Drivers continue to drive while distracted not only because of their cell phone use, but also because of other types of distractions that actually lead to serious auto accidents.
While teens and inexperienced drivers are more likely impacted by distractions, drivers of all age groups end up being exposed to the risks. Now, safety advocates are concerned about the risks that distracted police officers are exposing to civilian drivers.
According to many experts looking into the matter, officers are using too many gadgets while driving their squad cars, increasing thus the risk of distracted driving accidents directly linked to the use of said technologies. The reports indicate that, in some areas of the United States, average drivers are not the only ones responsible for distracted driving accidents; police officers are often the offenders.
A former Los Angeles County deputy who is now a professor at the Spokane’s Washington State University has been looking into the distracted driving accidents involving police officers in the last four years in order to finish a study into the matter.
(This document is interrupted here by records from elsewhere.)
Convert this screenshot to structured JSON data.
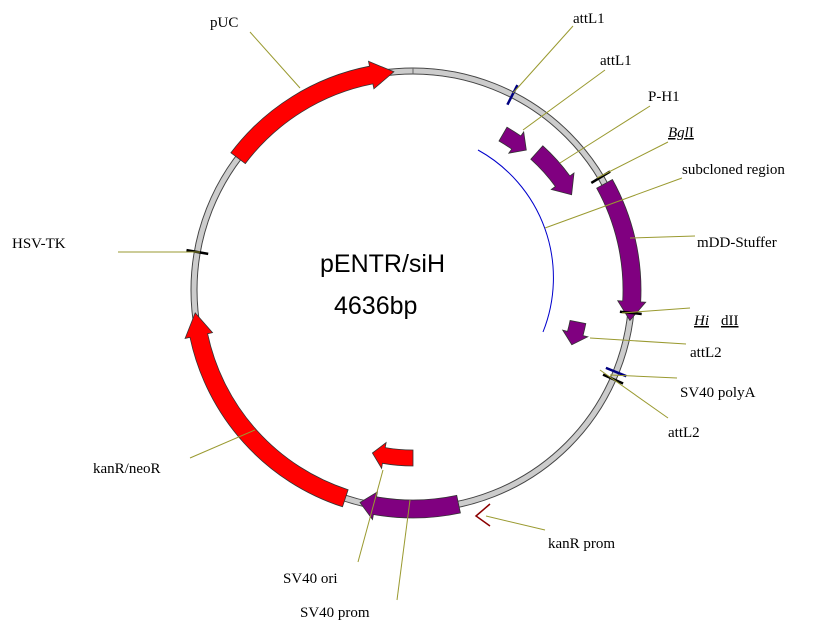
{
  "center_label": {
    "name": "pENTR/siH",
    "size": "4636bp"
  },
  "features": [
    "pUC",
    "attL1",
    "attL1",
    "P-H1",
    "subcloned region",
    "mDD-Stuffer",
    "attL2",
    "SV40 polyA",
    "attL2",
    "kanR prom",
    "SV40 ori",
    "SV40 prom",
    "kanR/neoR",
    "HSV-TK"
  ],
  "sites": {
    "bglI": [
      "Bgl",
      "I"
    ],
    "hindIII": [
      "Hi",
      "dII"
    ]
  }
}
This is the first-of-its-kind study performed by a scholar that involves data pertaining to distracted driving accidents caused by police officers nationwide.
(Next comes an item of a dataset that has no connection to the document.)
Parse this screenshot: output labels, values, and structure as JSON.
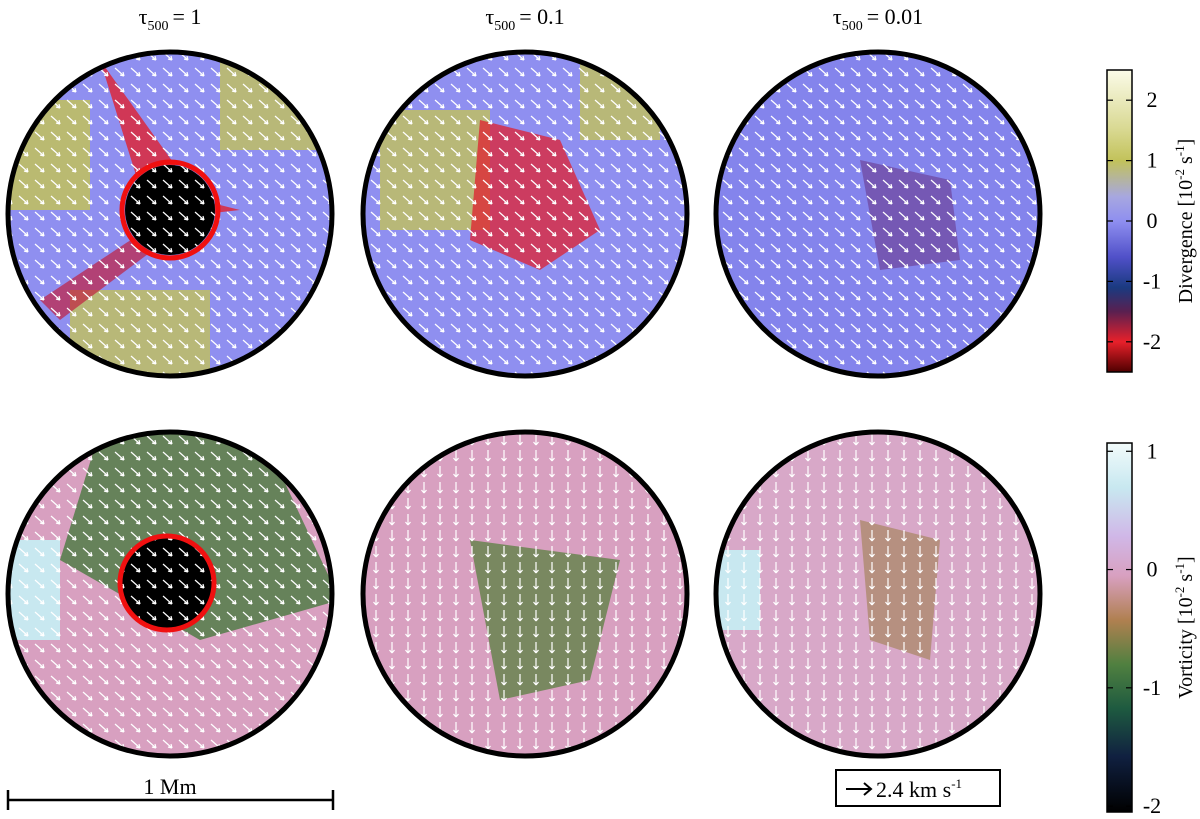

According to the several hours of police squad car videos and crash data, which has been gathered since 2010, half of the crashes involving a distracted police officer also involved cell phone or computer use. Other distractions were also noted, such as taking the eyes off the road to perform an activity related to their work or simply looking at vehicles that seem suspicious or even looking for drivers who are not wearing their seat belts.
The professor behind the study has noted that the presence of so many technological gadgets makes distractions occur more often than they should, causing officers who are trained to enforce distracted driving laws to be the ones exposing others to the risk.
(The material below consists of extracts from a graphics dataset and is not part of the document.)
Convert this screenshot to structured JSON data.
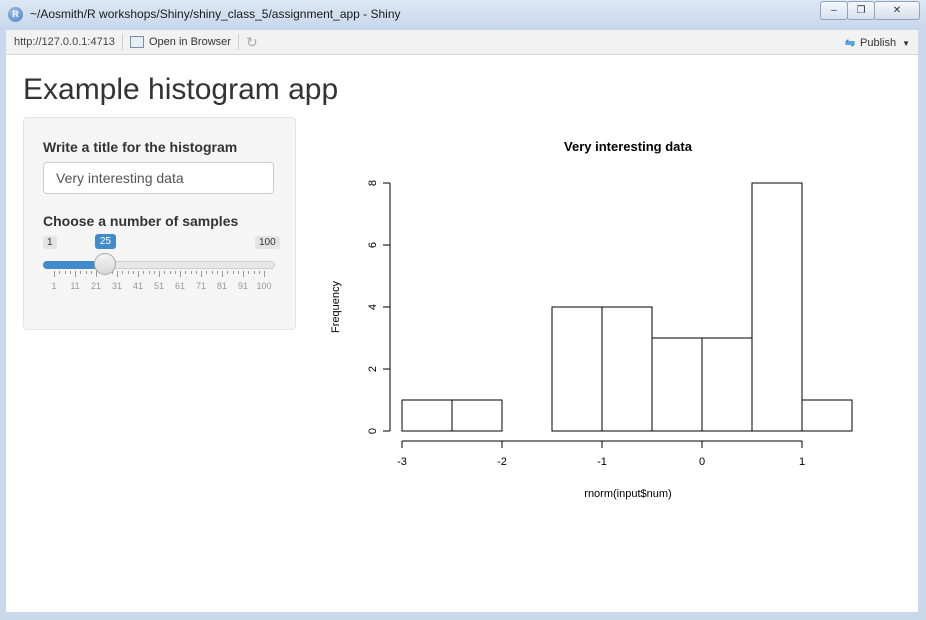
{
  "window": {
    "title": "~/Aosmith/R workshops/Shiny/shiny_class_5/assignment_app - Shiny",
    "app_icon": "R",
    "buttons": [
      "minimize-icon",
      "restore-icon",
      "close-icon"
    ]
  },
  "toolbar": {
    "url": "http://127.0.0.1:4713",
    "open_in_browser": "Open in Browser",
    "publish": "Publish"
  },
  "page": {
    "title": "Example histogram app"
  },
  "sidebar": {
    "title_label": "Write a title for the histogram",
    "title_value": "Very interesting data",
    "samples_label": "Choose a number of samples",
    "slider": {
      "min": 1,
      "max": 100,
      "value": 25,
      "min_label": "1",
      "max_label": "100",
      "value_label": "25",
      "tick_labels": [
        "1",
        "11",
        "21",
        "31",
        "41",
        "51",
        "61",
        "71",
        "81",
        "91",
        "100"
      ]
    }
  },
  "chart_data": {
    "type": "bar",
    "title": "Very interesting data",
    "xlabel": "rnorm(input$num)",
    "ylabel": "Frequency",
    "bins": [
      {
        "start": -3.0,
        "end": -2.5,
        "count": 1
      },
      {
        "start": -2.5,
        "end": -2.0,
        "count": 1
      },
      {
        "start": -2.0,
        "end": -1.5,
        "count": 0
      },
      {
        "start": -1.5,
        "end": -1.0,
        "count": 4
      },
      {
        "start": -1.0,
        "end": -0.5,
        "count": 4
      },
      {
        "start": -0.5,
        "end": 0.0,
        "count": 3
      },
      {
        "start": 0.0,
        "end": 0.5,
        "count": 3
      },
      {
        "start": 0.5,
        "end": 1.0,
        "count": 8
      },
      {
        "start": 1.0,
        "end": 1.5,
        "count": 1
      }
    ],
    "xticks": [
      -3,
      -2,
      -1,
      0,
      1
    ],
    "yticks": [
      0,
      2,
      4,
      6,
      8
    ],
    "xlim": [
      -3,
      1.5
    ],
    "ylim": [
      0,
      8
    ],
    "grid": false
  }
}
According to official data, the average motorist drivers much less often than the average police officer. While the number of distracted driving-related traffic accidents among officers is not as high as the number of distracted driving accidents caused by average drivers, the risk should not be ignored.
It’s still early to know what kind of solutions police departments across the country will embrace to ensure their officers are not exposing others to risks, however, safety advocates are urging officers to make sure that they are following their own advice when it comes to distracted driving.